Back in the 14th Assembly, when we passed the
Deh Cho Bridge legislation, I mean, everything seemed all kind of motherhood and sweet and, you know, I mean, who could say that we wouldn’t want bridge infrastructure, who could say that we wouldn’t want to have a bridge over the Mackenzie River at Fort Providence? I mean, that’s the problem, sometimes these things seem like a really good idea at the start, but when it gets closer to the time when we actually have to get involved in the working out of everything, it sometimes can take a turn.
The other thing that was really hard to say no to was the fact that it was self-financing. So it seemed kind of innocuous in terms of our government’s exposure at the time. We were told that the tolls would pay for the bridge. It made a lot of sense, actually, but I still didn’t think that it was… I didn’t have any great fears in the beginning about the kind of stuff we’re facing right now, but as time went on the thing got really changed a lot.

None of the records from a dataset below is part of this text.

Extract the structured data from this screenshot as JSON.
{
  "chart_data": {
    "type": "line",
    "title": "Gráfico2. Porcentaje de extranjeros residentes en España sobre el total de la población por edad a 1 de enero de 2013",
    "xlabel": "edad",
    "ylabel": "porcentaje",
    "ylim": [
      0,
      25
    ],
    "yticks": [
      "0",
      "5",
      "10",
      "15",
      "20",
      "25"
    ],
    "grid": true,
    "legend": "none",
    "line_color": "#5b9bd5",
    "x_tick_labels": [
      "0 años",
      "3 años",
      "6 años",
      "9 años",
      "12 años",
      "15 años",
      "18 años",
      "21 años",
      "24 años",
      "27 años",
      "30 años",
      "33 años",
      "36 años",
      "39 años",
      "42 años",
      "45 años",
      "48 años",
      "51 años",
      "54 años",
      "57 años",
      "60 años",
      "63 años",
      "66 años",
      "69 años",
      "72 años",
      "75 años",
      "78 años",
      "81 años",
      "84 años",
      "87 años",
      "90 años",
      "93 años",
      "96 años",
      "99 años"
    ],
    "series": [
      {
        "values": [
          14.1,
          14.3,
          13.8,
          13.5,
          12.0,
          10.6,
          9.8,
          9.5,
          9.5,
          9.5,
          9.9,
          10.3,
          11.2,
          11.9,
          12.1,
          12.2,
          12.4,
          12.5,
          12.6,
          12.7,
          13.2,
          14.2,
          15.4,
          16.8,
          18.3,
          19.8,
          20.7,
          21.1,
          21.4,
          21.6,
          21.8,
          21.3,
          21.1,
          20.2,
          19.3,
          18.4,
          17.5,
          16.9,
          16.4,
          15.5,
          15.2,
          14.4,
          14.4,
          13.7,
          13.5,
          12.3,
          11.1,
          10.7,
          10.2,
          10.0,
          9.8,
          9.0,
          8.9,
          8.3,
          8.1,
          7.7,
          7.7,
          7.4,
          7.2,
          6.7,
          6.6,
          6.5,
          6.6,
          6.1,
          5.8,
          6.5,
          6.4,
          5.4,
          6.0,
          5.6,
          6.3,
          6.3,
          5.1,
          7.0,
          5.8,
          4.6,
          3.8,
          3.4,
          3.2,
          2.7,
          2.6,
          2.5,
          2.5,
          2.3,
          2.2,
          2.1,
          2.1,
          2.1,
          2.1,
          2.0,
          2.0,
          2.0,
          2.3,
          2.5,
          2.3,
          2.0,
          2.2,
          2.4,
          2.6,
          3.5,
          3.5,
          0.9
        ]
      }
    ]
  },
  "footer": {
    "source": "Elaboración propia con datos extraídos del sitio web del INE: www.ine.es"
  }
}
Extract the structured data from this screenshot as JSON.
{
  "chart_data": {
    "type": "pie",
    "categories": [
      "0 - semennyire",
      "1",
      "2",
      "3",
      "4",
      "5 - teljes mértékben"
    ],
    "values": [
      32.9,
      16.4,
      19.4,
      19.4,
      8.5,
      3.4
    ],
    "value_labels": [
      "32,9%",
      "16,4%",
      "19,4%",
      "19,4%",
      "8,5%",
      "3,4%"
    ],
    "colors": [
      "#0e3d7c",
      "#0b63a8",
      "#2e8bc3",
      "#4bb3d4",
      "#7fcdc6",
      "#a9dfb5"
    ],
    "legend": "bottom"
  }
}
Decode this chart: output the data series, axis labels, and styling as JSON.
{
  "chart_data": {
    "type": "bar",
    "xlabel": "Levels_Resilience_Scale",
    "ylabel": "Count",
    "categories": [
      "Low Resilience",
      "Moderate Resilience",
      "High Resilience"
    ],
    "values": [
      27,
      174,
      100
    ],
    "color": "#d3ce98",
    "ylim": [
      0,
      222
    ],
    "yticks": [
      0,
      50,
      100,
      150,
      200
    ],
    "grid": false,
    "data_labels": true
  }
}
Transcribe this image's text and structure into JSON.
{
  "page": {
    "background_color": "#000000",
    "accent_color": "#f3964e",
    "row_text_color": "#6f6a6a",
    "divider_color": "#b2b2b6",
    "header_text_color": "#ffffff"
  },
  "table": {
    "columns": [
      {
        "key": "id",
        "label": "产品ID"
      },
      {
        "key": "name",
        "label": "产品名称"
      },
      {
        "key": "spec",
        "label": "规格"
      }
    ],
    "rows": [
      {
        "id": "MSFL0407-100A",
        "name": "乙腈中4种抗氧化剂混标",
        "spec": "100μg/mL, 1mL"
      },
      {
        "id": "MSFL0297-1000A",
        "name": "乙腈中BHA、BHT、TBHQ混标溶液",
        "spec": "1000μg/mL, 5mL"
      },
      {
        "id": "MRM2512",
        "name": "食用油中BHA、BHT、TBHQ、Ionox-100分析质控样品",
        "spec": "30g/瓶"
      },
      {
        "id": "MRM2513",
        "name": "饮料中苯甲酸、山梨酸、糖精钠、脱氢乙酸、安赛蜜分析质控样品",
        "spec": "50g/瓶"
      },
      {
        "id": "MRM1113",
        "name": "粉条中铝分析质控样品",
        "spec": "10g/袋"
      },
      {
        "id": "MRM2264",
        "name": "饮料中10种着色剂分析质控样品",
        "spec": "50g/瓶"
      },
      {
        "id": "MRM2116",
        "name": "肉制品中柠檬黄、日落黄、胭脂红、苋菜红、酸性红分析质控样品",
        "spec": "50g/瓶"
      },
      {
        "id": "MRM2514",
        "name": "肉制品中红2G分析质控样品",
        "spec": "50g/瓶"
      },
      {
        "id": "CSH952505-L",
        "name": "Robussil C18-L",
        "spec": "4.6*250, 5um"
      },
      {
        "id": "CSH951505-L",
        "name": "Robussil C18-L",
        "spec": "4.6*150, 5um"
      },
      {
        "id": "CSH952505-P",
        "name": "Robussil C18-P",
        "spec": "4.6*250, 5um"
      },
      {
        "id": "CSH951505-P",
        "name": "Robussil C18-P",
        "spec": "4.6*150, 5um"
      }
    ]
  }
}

So here we are today. We’re looking at voting GNWT money into this. I would like the people who are owed money and who have done work in good faith on the bridge, I would like them to get paid. In that sense, I think that this goes some ways toward our government doing the honourable thing in terms of respecting those people who have done work and who would be financially very negatively impacted by not getting paid for the work that they’ve done.
I don’t know about the going to tender part. It seems that that would be a good thing if it could save something like $15 million and we weren’t having to come to the table with this. However, I’m not sure what all is involved in that and what kind of documents would have to be in order in order to do that.
Mr. Chairman, well, we could spend a whole lot of time here talking about what we could have, should have, would have, but I’m not really sure that that’s a worthwhile exercise at this juncture either.
The public/private partnership of this aspect has made it a very different type of capital project and creature than what we are used to dealing with as public governments managing capital infrastructure budgets and capital projects. This has made it a very, very different process. It’s not one we’re familiar with and it has caused some concern. I’m still hopeful that someday I hope that my grandchildren will be driving over that bridge going I’m really glad they built this back in 2010 when the cost was only $200 million instead of today when it would have been $400 million. I don’t know. I mean, everybody says why didn’t we build it 30 years ago when we were talking about it and it only would
have been $15 million. So I don’t know what inflation is going to do. I don’t know what’s going to happen. Hopefully somebody will look back on us and say this was a good idea, because it doesn’t feel like it right now.
I think it is an opportune time if the government is going to become more involved to examine this, even if it’s in the sense of, kind of a post-mortem of where we’ve been so far, I think it would be really good to examine this and see how we would have done things differently if we could have. But I think we do need to get on with finishing this project. My time is up already?
That’s okay, Mr. Chairman. That’s all I had to say for now. Thank you.